— Ага, как нельзя, кстати, уместно ли будет вам напомнить, что репетиция началась еще час назад…
— Мам-а-мам, это наш папа?.. — спросил малыш.
— Ты зачем его привела?.. — Дуров наморщил лоб.
— Не с кем было оставить, — тихо сказала дева, не могла же я его оставить с парализованным стариком… старик совсем спятил, напугал малыша так, что он теперь писается каждую минуту…
— Па-па… — Малыш дернул Дурова за крылья царской мантии.
— Ах, это ты, мой повелитель… детка, зачем ты это делаешь?.. — Малыш снова писал. — Теперь уже все равно, больше не о чем беспокоиться, нужно просто ждать, когда опорожнится эта тучка на небе… ты у нас тучка на небе…
Где-то за сценой ударили в гонг. Дуров сбросил мантию, прошелся по сцене из угла в угол, подвинул ногой стул, сел, забарабанил пальцами какой-то марш.
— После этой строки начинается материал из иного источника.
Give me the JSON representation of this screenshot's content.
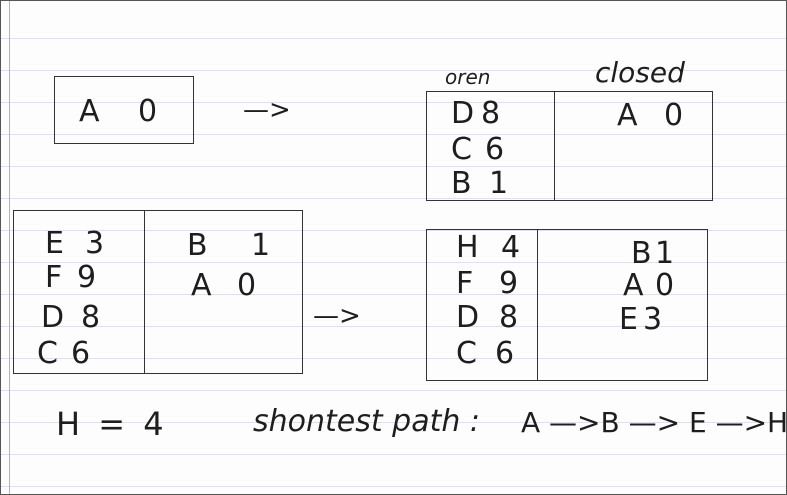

— Ма-ам… это тоже наш папа?..
— Да, это тоже ваш папа… — Дуров дернул плечом. — Ну, все перерыв… — проговорил он раздраженно и прошел в гримерную, где его ждал Серафим.
— Ну и что случилось?..
— Тут такое дело… — Несколько путано Серафим рассказал ему о случившемся.
— Ты полагаешь, что я смогу кого-то спасти?.. а что Иосиф?
— Я не могу его найти…
— Ну, не знаю, не знаю… просто не представляю, что можно сделать… у меня там репетиция, на сцене полно народу…
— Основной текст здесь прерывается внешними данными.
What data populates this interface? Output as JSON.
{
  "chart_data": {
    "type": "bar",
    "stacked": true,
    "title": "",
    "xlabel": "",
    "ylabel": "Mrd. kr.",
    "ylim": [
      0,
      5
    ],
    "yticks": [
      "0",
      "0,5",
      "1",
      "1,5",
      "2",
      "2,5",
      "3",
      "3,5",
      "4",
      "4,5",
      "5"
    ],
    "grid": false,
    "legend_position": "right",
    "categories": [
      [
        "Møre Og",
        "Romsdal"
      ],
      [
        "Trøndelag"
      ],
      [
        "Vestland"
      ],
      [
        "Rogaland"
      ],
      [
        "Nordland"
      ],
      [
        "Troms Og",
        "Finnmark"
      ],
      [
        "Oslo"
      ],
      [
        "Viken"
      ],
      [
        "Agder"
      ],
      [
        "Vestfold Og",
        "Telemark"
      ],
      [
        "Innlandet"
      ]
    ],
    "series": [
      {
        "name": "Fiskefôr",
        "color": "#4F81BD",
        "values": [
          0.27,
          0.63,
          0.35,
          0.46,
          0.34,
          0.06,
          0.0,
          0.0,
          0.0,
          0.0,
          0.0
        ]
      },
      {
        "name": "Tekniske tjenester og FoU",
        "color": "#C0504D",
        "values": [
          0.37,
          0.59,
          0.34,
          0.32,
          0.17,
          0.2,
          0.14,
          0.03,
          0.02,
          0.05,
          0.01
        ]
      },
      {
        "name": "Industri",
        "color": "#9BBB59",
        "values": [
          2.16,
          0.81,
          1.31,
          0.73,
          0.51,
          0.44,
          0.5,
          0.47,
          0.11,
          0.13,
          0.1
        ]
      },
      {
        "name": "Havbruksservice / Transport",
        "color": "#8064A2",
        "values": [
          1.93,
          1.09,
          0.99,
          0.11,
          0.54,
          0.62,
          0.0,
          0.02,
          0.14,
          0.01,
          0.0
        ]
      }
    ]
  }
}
— Хорошо, я приду вечером…
— Вечером?.. нет, только не вечером, я уже знаю, что меня ожидает вечером…
— Тогда я подожду в зале… по правде говоря, мне даже любопытно посмотреть, что ты сделал с моей пьесой… ты же не будешь отрицать, что это моя пьеса… и поразительно талантлива… какая интрига… мне кажется, она тебе не по зубам?.. а?.. кстати, ты даже не счел нужным представить меня своей жене… или ты боишься?.. ага, боишься… все, все, ухожу, низкий поклон Прекрасной Даме… — Серафим приподнял шляпу и исчез.
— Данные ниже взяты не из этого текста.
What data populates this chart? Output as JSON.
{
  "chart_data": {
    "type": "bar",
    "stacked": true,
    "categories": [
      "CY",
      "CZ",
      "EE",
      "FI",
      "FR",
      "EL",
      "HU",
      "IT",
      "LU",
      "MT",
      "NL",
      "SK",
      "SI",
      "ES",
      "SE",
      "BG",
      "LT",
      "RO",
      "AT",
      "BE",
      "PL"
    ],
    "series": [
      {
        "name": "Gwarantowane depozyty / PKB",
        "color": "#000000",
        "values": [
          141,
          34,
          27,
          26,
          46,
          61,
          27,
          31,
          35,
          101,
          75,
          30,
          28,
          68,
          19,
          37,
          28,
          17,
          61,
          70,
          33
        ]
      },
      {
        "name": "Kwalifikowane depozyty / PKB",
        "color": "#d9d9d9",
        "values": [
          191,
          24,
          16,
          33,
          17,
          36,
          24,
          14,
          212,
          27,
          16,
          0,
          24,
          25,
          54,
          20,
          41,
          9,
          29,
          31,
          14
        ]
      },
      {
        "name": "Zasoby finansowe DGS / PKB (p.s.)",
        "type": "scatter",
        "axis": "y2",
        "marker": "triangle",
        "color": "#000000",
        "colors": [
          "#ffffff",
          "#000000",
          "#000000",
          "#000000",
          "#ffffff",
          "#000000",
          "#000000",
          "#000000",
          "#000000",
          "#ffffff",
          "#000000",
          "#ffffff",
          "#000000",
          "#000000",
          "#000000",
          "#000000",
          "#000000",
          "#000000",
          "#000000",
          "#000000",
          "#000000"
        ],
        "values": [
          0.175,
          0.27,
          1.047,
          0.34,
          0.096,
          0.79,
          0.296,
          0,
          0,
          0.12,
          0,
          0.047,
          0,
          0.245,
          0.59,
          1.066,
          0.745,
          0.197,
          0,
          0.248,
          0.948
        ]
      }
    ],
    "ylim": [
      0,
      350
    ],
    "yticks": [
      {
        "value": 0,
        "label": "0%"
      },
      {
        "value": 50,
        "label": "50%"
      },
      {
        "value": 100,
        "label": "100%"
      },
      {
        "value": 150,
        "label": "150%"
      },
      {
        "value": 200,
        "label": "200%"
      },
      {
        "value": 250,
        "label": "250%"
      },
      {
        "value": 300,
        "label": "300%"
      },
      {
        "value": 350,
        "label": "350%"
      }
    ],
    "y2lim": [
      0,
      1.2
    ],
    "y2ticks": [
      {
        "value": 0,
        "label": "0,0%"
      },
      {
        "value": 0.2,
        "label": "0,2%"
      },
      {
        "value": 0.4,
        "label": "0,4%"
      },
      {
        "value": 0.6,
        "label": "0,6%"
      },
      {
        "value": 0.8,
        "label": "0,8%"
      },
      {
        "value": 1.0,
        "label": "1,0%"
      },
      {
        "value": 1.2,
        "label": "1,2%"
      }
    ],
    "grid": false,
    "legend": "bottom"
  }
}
— Вот черт, навязался… — Дуров чертыхнулся. Некоторые привычки Серафима его раздражали. Успокаивая себя, он отпил из кружки с синими сфинксами глоток холодного чая, заваренного липовым цветом, закурил, рассеянно полистал сценарий. На его лице застыло выражение, свойственное всем художникам и одиноким людям. Вдруг он услышал шум за окном. Взвыла собака. Он выглянул в окно и увидел нечто странное: очертание летящего коня с повернутой к хвосту головой. Он возник над черными шпилями Башни и исчез, как солнечный дух. Неожиданно вокруг засновали, защебетали ласточки. Из окон дома напротив вылизнули языки пламени. Дом вспыхнул, точно копна сена…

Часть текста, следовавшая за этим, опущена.